Biology

Below, you’ll find datasets biology focused. Biology is the study of living organisms, divided into many specialized fields that cover their morphology, physiology, anatomy, behavior, origin, and distribution.

Adaptive long-term fasting in land and ice-bound polar bears

Photo by Martha de Jong-Lantink on Flickr.

The Data

There are eight datasets associated with this project:

These datasets are brought to you by Henry J. Harlow, Merav Ben-David, John P. Whiteman, and George M. Durner. Henry J. “Hank” Harlow, Co-Principal Investigator, is a Professor at the University of Wyoming and the Director of the National Park Service Research Center. Merav Ben-David is an Israeli-American ecologist, zoologist, and politician who is the Chair of the Department of Zoology and Physiology at the University of Wyoming.

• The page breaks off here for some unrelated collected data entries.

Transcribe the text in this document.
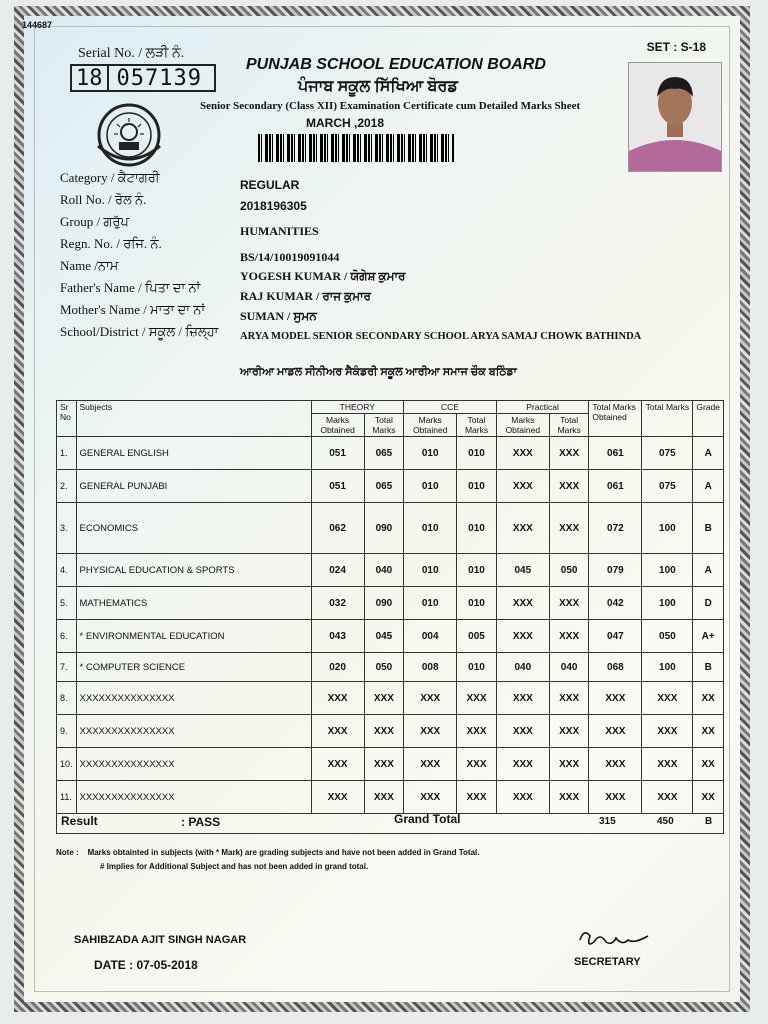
144687
Serial No. / ਲੜੀ ਨੰ.
18 057139
SET : S-18
PUNJAB SCHOOL EDUCATION BOARD
ਪੰਜਾਬ ਸਕੂਲ ਸਿੱਖਿਆ ਬੋਰਡ
Senior Secondary (Class XII) Examination Certificate cum Detailed Marks Sheet
MARCH ,2018
Category / ਕੈਟਾਗਰੀ	REGULAR
Roll No. / ਰੋਲ ਨੰ.	2018196305
Group / ਗਰੁੱਪ
HUMANITIES
Regn. No. / ਰਜਿ. ਨੰ.
BS/14/10019091044
Name /ਨਾਮ
YOGESH KUMAR / ਯੋਗੇਸ਼ ਕੁਮਾਰ
Father's Name / ਪਿਤਾ ਦਾ ਨਾਂ
RAJ KUMAR / ਰਾਜ ਕੁਮਾਰ
Mother's Name / ਮਾਤਾ ਦਾ ਨਾਂ	SUMAN / ਸੁਮਨ
School/District / ਸਕੂਲ / ਜ਼ਿਲ੍ਹਾ ARYA MODEL SENIOR SECONDARY SCHOOL ARYA SAMAJ CHOWK BATHINDA
ਆਰੀਆ ਮਾਡਲ ਸੀਨੀਅਰ ਸੈਕੰਡਰੀ ਸਕੂਲ ਆਰੀਆ ਸਮਾਜ ਚੌਕ ਬਠਿੰਡਾ
Sr No	Subjects	THEORY		CCE		Practical		Total Marks Obtained	Total Marks	Grade
		Marks Obtained	Total Marks	Marks Obtained	Total Marks	Marks Obtained	Total Marks			
1.	GENERAL ENGLISH	051	065	010	010	XXX	XXX	061	075	A
2.	GENERAL PUNJABI	051	065	010	010	XXX	XXX	061	075	A
3.	ECONOMICS	062	090	010	010	XXX	XXX	072	100	B
4.	PHYSICAL EDUCATION & SPORTS	024	040	010	010	045	050	079	100	A
5.	MATHEMATICS	032	090	010	010	XXX	XXX	042	100	D
6.	* ENVIRONMENTAL EDUCATION	043	045	004	005	XXX	XXX	047	050	A+
7.	* COMPUTER SCIENCE	020	050	008	010	040	040	068	100	B
8.	XXXXXXXXXXXXXXX	XXX	XXX	XXX	XXX	XXX	XXX	XXX	XXX	XX
9.	XXXXXXXXXXXXXXX	XXX	XXX	XXX	XXX	XXX	XXX	XXX	XXX	XX
10.	XXXXXXXXXXXXXXX	XXX	XXX	XXX	XXX	XXX	XXX	XXX	XXX	XX
11.	XXXXXXXXXXXXXXX	XXX	XXX	XXX	XXX	XXX	XXX	XXX	XXX	XX
Result	: PASS	Grand Total	315	450	B
Note : Marks obtainted in subjects (with * Mark) are grading subjects and have not been added in Grand Total.
# Implies for Additional Subject and has not been added in grand total.
SAHIBZADA AJIT SINGH NAGAR
DATE : 07-05-2018	SECRETARY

There are two journal articles associated:

  1. Polar bears experience skeletal muscle atrophy in response to food deprivation and reduced activity in winter and summer
  2. Phenotypic plasticity and climate change: can polar bears respond to longer Arctic summers with an adaptive fast?

What We Know

When reducing activity and using stored energy during seasonal food shortages, animals risk degradation of skeletal muscles, although some species avoid or minimize the resulting atrophy while experiencing these conditions during hibernation. Polar bears may be food deprived and relatively inactive during winter (when pregnant females hibernate and hunting success declines for other demographic groups) as well as summer (when sea ice retreats from key foraging habitats).

What we found out

After capturing 57 adult female polar bears to assess their body condition and measure blood variables that indicate feeding, regular fasting, and adaptive fasting, we found that bears on shore maintained lipid and protein stores by scavenging on bowhead whale carcasses from human harvest, while those that followed the retreating sea ice beyond the continental shelf were food deprived.